A Red Light Crossroads

I continue to grapple with finding myself at the crossroads of two unlikely origins — both completely different yet so similar — especially when it comes to all things sex. 

Despite the unparalleled acceptance of sex work and pleasure in the city of Amsterdam, both cities experience their fair share of issues and stigmas with the sex-work industry. Both are labeled as progressive hubs in their own unique ways, but this superficial perception contradicts what lies beneath both these homes of mine. 

Although Amsterdam is considered a progressive utopia by many, the city has a precarious relationship with the district and its sex workers. The rich, predominantly white Dutch residents of De Wallen have been successfully pushing for the gentrification of the district for years. As city projects like Project 1012 and the new Erotic Center proposal have closed hundreds of window brothels, competition among sex workers has increased and pushed these women into illegal, underground sex work — which has strong ties with human trafficking. 

Across the ocean, Ann Arbor tends to frequent itself as a liberal, counterculture-safe haven. But Ann Arbor’s true, contradictory colors often show when it comes to its enduring history of finding ways to shut down most things sexual in the city. How can a city host an annual, legendary Hash Bash but concurrently staunchly refuse a marijuana store to sell some sex toys out of its basement? 

As I try to envision Ann Arbor with just a sprinkle of the sultry scenes of Amsterdam’s Red Light District, my head spins at 100 miles per hour. My eyebrows scrunch as I attempt to imagine what it would be like if those cheerful game days and walks to class from 4th avenue coexisted with peep shows, erotic services businesses and adult bookstores.

What if there were special gameday deals and discounts at pornographic bookstores on those fall Saturdays?

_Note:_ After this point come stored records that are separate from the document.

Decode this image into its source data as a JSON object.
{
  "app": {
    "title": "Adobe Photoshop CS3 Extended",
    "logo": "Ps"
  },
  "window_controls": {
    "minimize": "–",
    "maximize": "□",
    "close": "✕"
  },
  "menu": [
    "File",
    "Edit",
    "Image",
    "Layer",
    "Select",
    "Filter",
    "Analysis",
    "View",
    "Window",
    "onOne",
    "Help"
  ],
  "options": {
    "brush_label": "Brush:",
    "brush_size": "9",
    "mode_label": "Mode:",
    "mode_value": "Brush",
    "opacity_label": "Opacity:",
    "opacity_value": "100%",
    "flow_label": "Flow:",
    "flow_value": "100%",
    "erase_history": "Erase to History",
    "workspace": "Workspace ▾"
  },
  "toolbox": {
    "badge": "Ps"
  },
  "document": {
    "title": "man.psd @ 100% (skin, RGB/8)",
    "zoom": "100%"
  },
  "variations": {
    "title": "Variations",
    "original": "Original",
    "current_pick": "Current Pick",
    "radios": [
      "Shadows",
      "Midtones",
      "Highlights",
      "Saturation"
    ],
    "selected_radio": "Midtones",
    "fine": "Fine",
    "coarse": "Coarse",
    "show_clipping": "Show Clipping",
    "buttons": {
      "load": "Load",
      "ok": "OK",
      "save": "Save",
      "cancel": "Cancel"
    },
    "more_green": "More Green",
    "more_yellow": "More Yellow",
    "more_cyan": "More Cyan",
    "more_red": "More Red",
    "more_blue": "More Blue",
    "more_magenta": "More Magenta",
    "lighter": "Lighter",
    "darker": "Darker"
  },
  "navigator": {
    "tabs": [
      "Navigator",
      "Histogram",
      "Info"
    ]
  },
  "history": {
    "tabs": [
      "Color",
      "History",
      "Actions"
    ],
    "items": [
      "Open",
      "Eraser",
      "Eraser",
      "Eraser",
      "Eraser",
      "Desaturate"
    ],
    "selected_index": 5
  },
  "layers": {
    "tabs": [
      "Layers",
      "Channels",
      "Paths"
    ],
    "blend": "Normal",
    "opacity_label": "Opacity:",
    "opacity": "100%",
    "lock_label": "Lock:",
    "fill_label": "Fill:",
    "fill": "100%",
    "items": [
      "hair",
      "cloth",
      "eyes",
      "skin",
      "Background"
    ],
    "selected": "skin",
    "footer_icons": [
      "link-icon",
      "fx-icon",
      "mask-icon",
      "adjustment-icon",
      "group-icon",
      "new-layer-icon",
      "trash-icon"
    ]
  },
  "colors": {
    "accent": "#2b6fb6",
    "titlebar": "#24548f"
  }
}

What if Ann Arbor families’ weekly strolls to the farmers market had to encounter peepshows? What if those picnics on the Law Quad were interrupted by the looming thoughts and chatter of the newest erotic services or sex show just a short walk away? 

It feels impractical and mischevious to imagine such a scene. 

Yet, I live in Amsterdam with erotic services for sale on three out of four corners all on my commute to class and the grocery store, and I find myself unfazed — why? Origins. Amsterdam emits sexual acceptance by having the Red Light District so prominent and storied in its history. Ann Arbor has failed its attempts at emulating this district, resulting in a sexual suppression culture which would make a brothel on West Huron so troubling. 

The tale of these two Red Light Districts originate at separate times with an unexpected, uniform lust. And with a foot in each world, I finally understand how they both evolved, flourished and failed in the ways they have, allowing me to appreciate the paths at which they cross along with the weight and legacies origins carry.